Je ne sais pas ce que je fais, vraiment, mais s’il te plait ne fuis pas. Je suis mutique, je sais – c’est compliqué. Je te promets de ne pas te raconter, et on va détourner les yeux de nos cicatrices. T’es jolie comme un coeur, je me demande à quoi ressemble ton histoire. Tes amis se moquent de moi gentiment. En même temps de quoi j’ai l’air ? D’un collégien maladroit, sûrement…

Le DJ enchaine, Put your hands up in the air. Elle ne semble pas tout à fait d’accord et dirige les miennes.

C’est agréable. Ça me manque. Et tu es très attirante.
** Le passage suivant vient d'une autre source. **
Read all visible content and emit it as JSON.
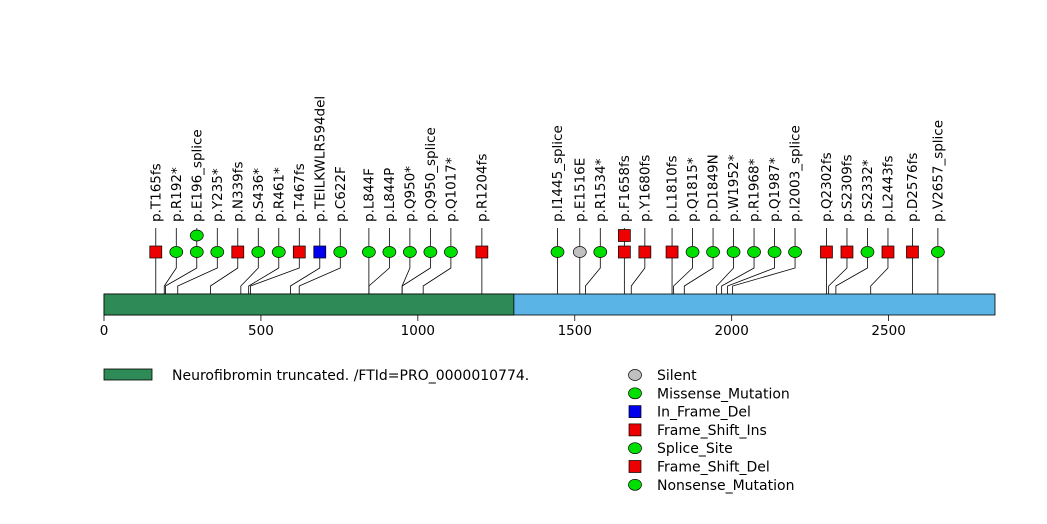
{
  "chart_data": {
    "type": "lollipop",
    "title": "",
    "xlabel": "",
    "ylabel": "",
    "xlim": [
      0,
      2839
    ],
    "xticks": [
      0,
      500,
      1000,
      1500,
      2000,
      2500
    ],
    "protein_length": 2839,
    "colors": {
      "domain": "#2e8b57",
      "backbone": "#5ab4e5",
      "Silent": "#c0c0c0",
      "Missense_Mutation": "#00e000",
      "In_Frame_Del": "#0000ee",
      "Frame_Shift_Ins": "#ee0000",
      "Splice_Site": "#00e000",
      "Frame_Shift_Del": "#ee0000",
      "Nonsense_Mutation": "#00e000"
    },
    "domains": [
      {
        "name": "Neurofibromin truncated. /FTId=PRO_0000010774.",
        "start": 1,
        "end": 1306
      }
    ],
    "mutations": [
      {
        "label": "p.T165fs",
        "pos": 165,
        "stack": [
          {
            "type": "Frame_Shift_Del",
            "count": 1
          }
        ]
      },
      {
        "label": "p.R192*",
        "pos": 192,
        "stack": [
          {
            "type": "Nonsense_Mutation",
            "count": 1
          }
        ]
      },
      {
        "label": "p.E196_splice",
        "pos": 196,
        "stack": [
          {
            "type": "Splice_Site",
            "count": 2
          }
        ]
      },
      {
        "label": "p.Y235*",
        "pos": 235,
        "stack": [
          {
            "type": "Nonsense_Mutation",
            "count": 1
          }
        ]
      },
      {
        "label": "p.N339fs",
        "pos": 339,
        "stack": [
          {
            "type": "Frame_Shift_Ins",
            "count": 1
          }
        ]
      },
      {
        "label": "p.S436*",
        "pos": 436,
        "stack": [
          {
            "type": "Nonsense_Mutation",
            "count": 1
          }
        ]
      },
      {
        "label": "p.R461*",
        "pos": 461,
        "stack": [
          {
            "type": "Nonsense_Mutation",
            "count": 1
          }
        ]
      },
      {
        "label": "p.T467fs",
        "pos": 467,
        "stack": [
          {
            "type": "Frame_Shift_Del",
            "count": 1
          }
        ]
      },
      {
        "label": "p.TEILKWLR594del",
        "pos": 594,
        "stack": [
          {
            "type": "In_Frame_Del",
            "count": 1
          }
        ]
      },
      {
        "label": "p.C622F",
        "pos": 622,
        "stack": [
          {
            "type": "Missense_Mutation",
            "count": 1
          }
        ]
      },
      {
        "label": "p.L844F",
        "pos": 844,
        "stack": [
          {
            "type": "Missense_Mutation",
            "count": 1
          }
        ]
      },
      {
        "label": "p.L844P",
        "pos": 844,
        "stack": [
          {
            "type": "Missense_Mutation",
            "count": 1
          }
        ]
      },
      {
        "label": "p.Q950*",
        "pos": 950,
        "stack": [
          {
            "type": "Nonsense_Mutation",
            "count": 1
          }
        ]
      },
      {
        "label": "p.Q950_splice",
        "pos": 950,
        "stack": [
          {
            "type": "Splice_Site",
            "count": 1
          }
        ]
      },
      {
        "label": "p.Q1017*",
        "pos": 1017,
        "stack": [
          {
            "type": "Nonsense_Mutation",
            "count": 1
          }
        ]
      },
      {
        "label": "p.R1204fs",
        "pos": 1204,
        "stack": [
          {
            "type": "Frame_Shift_Del",
            "count": 1
          }
        ]
      },
      {
        "label": "p.I1445_splice",
        "pos": 1445,
        "stack": [
          {
            "type": "Splice_Site",
            "count": 1
          }
        ]
      },
      {
        "label": "p.E1516E",
        "pos": 1516,
        "stack": [
          {
            "type": "Silent",
            "count": 1
          }
        ]
      },
      {
        "label": "p.R1534*",
        "pos": 1534,
        "stack": [
          {
            "type": "Nonsense_Mutation",
            "count": 1
          }
        ]
      },
      {
        "label": "p.F1658fs",
        "pos": 1658,
        "stack": [
          {
            "type": "Frame_Shift_Ins",
            "count": 2
          }
        ]
      },
      {
        "label": "p.Y1680fs",
        "pos": 1680,
        "stack": [
          {
            "type": "Frame_Shift_Del",
            "count": 1
          }
        ]
      },
      {
        "label": "p.L1810fs",
        "pos": 1810,
        "stack": [
          {
            "type": "Frame_Shift_Del",
            "count": 1
          }
        ]
      },
      {
        "label": "p.Q1815*",
        "pos": 1815,
        "stack": [
          {
            "type": "Nonsense_Mutation",
            "count": 1
          }
        ]
      },
      {
        "label": "p.D1849N",
        "pos": 1849,
        "stack": [
          {
            "type": "Missense_Mutation",
            "count": 1
          }
        ]
      },
      {
        "label": "p.W1952*",
        "pos": 1952,
        "stack": [
          {
            "type": "Nonsense_Mutation",
            "count": 1
          }
        ]
      },
      {
        "label": "p.R1968*",
        "pos": 1968,
        "stack": [
          {
            "type": "Nonsense_Mutation",
            "count": 1
          }
        ]
      },
      {
        "label": "p.Q1987*",
        "pos": 1987,
        "stack": [
          {
            "type": "Nonsense_Mutation",
            "count": 1
          }
        ]
      },
      {
        "label": "p.I2003_splice",
        "pos": 2003,
        "stack": [
          {
            "type": "Splice_Site",
            "count": 1
          }
        ]
      },
      {
        "label": "p.Q2302fs",
        "pos": 2302,
        "stack": [
          {
            "type": "Frame_Shift_Del",
            "count": 1
          }
        ]
      },
      {
        "label": "p.S2309fs",
        "pos": 2309,
        "stack": [
          {
            "type": "Frame_Shift_Del",
            "count": 1
          }
        ]
      },
      {
        "label": "p.S2332*",
        "pos": 2332,
        "stack": [
          {
            "type": "Nonsense_Mutation",
            "count": 1
          }
        ]
      },
      {
        "label": "p.L2443fs",
        "pos": 2443,
        "stack": [
          {
            "type": "Frame_Shift_Del",
            "count": 1
          }
        ]
      },
      {
        "label": "p.D2576fs",
        "pos": 2576,
        "stack": [
          {
            "type": "Frame_Shift_Del",
            "count": 1
          }
        ]
      },
      {
        "label": "p.V2657_splice",
        "pos": 2657,
        "stack": [
          {
            "type": "Splice_Site",
            "count": 1
          }
        ]
      }
    ],
    "legend": {
      "domain_entries": [
        "Neurofibromin truncated. /FTId=PRO_0000010774."
      ],
      "type_entries": [
        {
          "name": "Silent",
          "shape": "circle"
        },
        {
          "name": "Missense_Mutation",
          "shape": "circle"
        },
        {
          "name": "In_Frame_Del",
          "shape": "square"
        },
        {
          "name": "Frame_Shift_Ins",
          "shape": "square"
        },
        {
          "name": "Splice_Site",
          "shape": "circle"
        },
        {
          "name": "Frame_Shift_Del",
          "shape": "square"
        },
        {
          "name": "Nonsense_Mutation",
          "shape": "circle"
        }
      ]
    }
  }
}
C’est juste que… imagine, j’ai déjà du mal à faire la bise à mes amies pour leur dire bonjour. Enfin t’en as pas grand chose à faire de tout ça. Et puis j’ai dit que je ne te raconterais pas ma vie en plus. Tes cheveux sentent bon…

Trois heures plus tard, elle chipe mon téléphone, compose son numéro, s’appelle, me rappelle et disparaît au coin de la rue.

Commentaires

1. Le lundi, janvier 5 2009, 02:54 par Klaims

J’aime beaucoup la façon dont tu racontes ça. Vraiment.